The Different Types of Bankruptcy
Whether you own a small scale industry or a huge multi-national company or you are just a real estate agent; none of you will ever want to face a bankruptcy. Bankruptcy is the state, when a business or individual loses all of its potential assets and claims itself to have become bankrupt. Before filing a bankruptcy, the filer must have ample knowledge about the types and procedures that are involved in different bankruptcies.
Basically, the bankruptcy code has been divided into several chapters; each of which deals with a distinct case or issue. Not only this, these different chapters also have their own discrete interpretations, which varies from business to business. The four most important chapters of bankruptcies are chapter 7, chapter 11, chapter 12, and chapter 13.
What Are The Different Types of Bankruptcies
Chapter 7 is the most common bankruptcy, which corporations file. It is also called the liquidation or straight bankruptcy. As per the rules of this chapter, both the secured and unsecured debts, can be discharged by liquidating the debtor’s assets. The law states that some of the owner’s assets might be confiscated by the law making authorities; to pay-off a portion of the debt.

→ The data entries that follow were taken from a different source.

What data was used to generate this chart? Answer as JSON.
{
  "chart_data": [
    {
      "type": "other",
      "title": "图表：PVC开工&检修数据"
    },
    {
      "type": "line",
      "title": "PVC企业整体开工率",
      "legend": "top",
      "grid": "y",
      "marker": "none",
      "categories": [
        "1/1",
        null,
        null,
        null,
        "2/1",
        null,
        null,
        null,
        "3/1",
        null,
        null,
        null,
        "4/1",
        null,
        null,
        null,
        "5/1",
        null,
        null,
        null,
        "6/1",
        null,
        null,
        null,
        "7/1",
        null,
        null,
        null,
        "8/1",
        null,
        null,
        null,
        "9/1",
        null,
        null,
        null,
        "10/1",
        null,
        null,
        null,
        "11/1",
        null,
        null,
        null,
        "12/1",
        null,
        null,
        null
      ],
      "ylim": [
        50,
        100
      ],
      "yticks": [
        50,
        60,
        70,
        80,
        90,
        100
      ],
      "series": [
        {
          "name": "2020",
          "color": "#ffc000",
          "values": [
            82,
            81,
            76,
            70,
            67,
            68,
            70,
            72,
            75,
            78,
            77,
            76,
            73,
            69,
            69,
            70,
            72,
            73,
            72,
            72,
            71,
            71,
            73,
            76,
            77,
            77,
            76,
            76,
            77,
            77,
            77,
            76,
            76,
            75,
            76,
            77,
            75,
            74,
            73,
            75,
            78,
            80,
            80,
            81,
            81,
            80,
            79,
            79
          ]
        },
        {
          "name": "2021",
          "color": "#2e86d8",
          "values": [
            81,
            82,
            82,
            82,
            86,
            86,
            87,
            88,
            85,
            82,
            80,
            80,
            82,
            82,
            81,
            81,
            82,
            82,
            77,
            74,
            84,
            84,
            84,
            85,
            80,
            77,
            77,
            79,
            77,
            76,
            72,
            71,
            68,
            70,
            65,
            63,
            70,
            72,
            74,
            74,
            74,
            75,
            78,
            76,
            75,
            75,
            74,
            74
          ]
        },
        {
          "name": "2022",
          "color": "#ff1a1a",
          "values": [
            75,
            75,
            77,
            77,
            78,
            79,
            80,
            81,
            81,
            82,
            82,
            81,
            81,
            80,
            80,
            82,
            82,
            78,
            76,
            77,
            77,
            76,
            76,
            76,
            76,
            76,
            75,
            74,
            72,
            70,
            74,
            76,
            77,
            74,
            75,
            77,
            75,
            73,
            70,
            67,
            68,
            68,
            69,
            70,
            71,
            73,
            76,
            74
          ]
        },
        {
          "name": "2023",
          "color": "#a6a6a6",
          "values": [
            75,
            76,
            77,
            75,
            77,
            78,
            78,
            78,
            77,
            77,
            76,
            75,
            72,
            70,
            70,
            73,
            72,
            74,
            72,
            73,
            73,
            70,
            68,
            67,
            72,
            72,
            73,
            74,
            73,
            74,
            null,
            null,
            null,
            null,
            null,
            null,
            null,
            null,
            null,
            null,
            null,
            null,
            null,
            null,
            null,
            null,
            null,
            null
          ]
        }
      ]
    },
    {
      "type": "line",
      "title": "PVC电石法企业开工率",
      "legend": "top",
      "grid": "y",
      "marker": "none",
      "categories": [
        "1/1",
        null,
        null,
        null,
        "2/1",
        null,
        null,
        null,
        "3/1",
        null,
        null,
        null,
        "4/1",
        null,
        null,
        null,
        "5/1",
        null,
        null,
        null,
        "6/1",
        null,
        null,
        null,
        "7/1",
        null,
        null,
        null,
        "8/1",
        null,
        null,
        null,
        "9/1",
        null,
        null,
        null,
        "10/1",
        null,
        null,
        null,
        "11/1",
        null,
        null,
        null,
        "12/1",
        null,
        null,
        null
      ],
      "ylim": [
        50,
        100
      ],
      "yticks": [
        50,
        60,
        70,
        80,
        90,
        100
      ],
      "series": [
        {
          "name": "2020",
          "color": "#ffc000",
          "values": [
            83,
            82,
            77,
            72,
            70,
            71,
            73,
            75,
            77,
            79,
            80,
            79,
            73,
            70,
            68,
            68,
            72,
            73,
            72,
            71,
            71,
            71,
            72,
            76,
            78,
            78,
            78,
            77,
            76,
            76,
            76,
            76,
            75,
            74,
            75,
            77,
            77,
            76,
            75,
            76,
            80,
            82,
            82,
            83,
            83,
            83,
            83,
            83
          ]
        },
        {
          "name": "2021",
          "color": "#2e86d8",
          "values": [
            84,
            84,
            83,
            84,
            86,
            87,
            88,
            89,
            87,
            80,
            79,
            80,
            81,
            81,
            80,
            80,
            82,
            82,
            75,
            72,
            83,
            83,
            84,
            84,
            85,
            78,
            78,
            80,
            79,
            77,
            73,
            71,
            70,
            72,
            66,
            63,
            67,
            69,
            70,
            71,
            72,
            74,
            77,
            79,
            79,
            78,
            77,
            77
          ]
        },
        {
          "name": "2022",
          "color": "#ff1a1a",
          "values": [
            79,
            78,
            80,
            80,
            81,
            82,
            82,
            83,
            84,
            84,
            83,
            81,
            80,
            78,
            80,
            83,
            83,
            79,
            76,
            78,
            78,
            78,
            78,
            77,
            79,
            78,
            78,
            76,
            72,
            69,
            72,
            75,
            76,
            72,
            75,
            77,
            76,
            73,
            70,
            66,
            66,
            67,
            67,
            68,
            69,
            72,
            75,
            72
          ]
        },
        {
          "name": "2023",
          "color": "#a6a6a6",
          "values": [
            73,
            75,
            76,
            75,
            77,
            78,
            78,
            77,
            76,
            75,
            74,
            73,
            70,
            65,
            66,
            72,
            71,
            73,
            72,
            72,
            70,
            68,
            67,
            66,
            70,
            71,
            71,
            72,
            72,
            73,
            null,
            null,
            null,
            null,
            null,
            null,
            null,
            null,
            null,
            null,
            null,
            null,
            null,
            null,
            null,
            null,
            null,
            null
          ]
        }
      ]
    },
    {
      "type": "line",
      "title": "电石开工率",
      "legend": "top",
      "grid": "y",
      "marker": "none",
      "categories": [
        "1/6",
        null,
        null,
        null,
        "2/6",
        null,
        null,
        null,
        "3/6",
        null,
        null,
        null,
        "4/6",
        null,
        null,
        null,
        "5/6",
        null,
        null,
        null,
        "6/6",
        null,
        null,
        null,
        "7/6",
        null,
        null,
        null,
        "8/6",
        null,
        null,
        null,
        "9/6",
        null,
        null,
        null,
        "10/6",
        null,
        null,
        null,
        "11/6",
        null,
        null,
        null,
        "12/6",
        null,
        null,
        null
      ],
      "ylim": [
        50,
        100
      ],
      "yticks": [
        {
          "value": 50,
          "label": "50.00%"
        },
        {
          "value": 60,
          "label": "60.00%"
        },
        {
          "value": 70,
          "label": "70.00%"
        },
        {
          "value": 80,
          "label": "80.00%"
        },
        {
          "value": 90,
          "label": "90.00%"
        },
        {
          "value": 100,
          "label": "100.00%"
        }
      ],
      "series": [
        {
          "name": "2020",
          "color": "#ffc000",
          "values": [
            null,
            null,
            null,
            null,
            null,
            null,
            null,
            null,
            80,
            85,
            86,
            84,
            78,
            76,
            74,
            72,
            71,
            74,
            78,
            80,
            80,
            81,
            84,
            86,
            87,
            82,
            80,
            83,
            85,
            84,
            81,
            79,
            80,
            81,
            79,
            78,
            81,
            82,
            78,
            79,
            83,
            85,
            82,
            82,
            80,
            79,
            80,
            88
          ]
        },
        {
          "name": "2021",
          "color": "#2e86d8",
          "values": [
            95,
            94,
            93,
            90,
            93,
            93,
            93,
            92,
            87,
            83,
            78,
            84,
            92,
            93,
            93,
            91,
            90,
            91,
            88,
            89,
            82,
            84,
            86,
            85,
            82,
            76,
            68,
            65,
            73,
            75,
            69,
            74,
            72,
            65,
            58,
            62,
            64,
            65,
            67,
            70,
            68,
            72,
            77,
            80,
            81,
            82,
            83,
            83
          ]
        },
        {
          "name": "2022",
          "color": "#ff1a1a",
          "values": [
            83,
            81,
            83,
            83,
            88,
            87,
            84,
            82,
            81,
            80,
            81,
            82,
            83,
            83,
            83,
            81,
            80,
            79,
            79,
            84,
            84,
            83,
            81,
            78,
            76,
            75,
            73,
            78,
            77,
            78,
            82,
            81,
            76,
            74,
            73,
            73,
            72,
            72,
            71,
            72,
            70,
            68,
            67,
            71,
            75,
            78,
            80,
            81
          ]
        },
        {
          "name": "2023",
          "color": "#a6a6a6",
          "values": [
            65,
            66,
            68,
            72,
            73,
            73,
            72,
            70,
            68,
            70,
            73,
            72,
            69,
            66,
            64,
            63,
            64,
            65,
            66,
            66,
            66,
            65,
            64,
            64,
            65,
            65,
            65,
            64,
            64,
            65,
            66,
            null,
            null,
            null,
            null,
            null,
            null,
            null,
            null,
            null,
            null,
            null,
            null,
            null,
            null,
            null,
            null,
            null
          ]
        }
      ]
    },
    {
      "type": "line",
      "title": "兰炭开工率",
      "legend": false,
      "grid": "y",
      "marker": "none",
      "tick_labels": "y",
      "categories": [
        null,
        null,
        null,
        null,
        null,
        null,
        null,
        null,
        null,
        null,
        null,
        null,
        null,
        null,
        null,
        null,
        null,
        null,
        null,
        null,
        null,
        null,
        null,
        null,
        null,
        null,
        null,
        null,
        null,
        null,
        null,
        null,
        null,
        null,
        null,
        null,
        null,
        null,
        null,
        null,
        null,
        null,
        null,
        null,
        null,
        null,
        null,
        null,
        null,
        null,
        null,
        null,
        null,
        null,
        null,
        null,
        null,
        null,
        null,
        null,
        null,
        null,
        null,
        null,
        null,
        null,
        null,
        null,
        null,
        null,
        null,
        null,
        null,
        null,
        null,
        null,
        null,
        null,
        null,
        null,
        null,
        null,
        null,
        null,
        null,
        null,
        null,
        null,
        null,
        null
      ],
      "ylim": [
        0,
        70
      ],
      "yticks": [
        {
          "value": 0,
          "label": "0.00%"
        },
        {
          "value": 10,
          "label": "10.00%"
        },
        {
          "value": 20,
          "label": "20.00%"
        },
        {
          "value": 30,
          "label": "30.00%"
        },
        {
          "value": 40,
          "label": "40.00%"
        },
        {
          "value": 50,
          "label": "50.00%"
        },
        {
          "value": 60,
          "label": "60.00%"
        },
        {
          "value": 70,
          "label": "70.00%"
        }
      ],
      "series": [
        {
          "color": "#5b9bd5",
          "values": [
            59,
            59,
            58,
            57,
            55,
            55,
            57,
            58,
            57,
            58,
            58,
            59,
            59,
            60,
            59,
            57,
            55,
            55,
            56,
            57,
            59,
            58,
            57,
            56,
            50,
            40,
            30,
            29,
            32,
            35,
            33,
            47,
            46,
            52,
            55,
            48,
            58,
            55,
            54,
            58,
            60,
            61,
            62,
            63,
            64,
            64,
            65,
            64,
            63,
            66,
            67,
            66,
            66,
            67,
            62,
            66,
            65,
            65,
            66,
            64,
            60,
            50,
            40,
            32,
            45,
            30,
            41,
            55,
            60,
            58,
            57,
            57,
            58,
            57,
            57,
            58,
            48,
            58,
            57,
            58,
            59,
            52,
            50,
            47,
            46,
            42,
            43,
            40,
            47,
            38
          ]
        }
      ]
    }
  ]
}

In 2005, chapter 7 was modified. The revised version says that individuals can file chapter 7 bankruptcy only if they qualify for it. The qualification criteria say that the filers must have an annual income less than the state average. Also, the companies will not be allowed to continue any business activities during the liquidation phase.
Chapter 11 bankruptcies are usually filed by large corporations, which are interested in developing an organized plan to pay-off their debts. After filing chapter 11, businesses are allotted a time limit of 120 days, in which they have to submit a workable plan. If they fail to do so, then they have to deal with the creditors directly.
A major advantage of filling chapter 11 is that unlike chapter 7, companies can conduct their business dealings, without any hindrances. However, this bankruptcy is quite expensive to file, as compared to the others.
Chapter 12 bankruptcy is for fishermen and farmers. They have to pay their debts from their future earnings, over a period of time.
Known as the reorganization for particular individuals, chapter 13 has been designed for those individuals who have a stable and definite source of regular income; but are currently unable to pay-off their debts. If the debts lie with a pre-set dollar amount, then only an individual can qualify for chapter 13.
In the processing phase of this bankruptcy, the court appoints a trustee, who makes a proper repayment plan that is acceptable by both – the creditor and the debtor. According to the plan, the debtor has to pay a fixed amount to the creditor each month, and the maximum limit to pay off the debt is 5 years.
As now you know all about the types of bankruptcies, you will be able to file the most suitable one for your business if and when needed.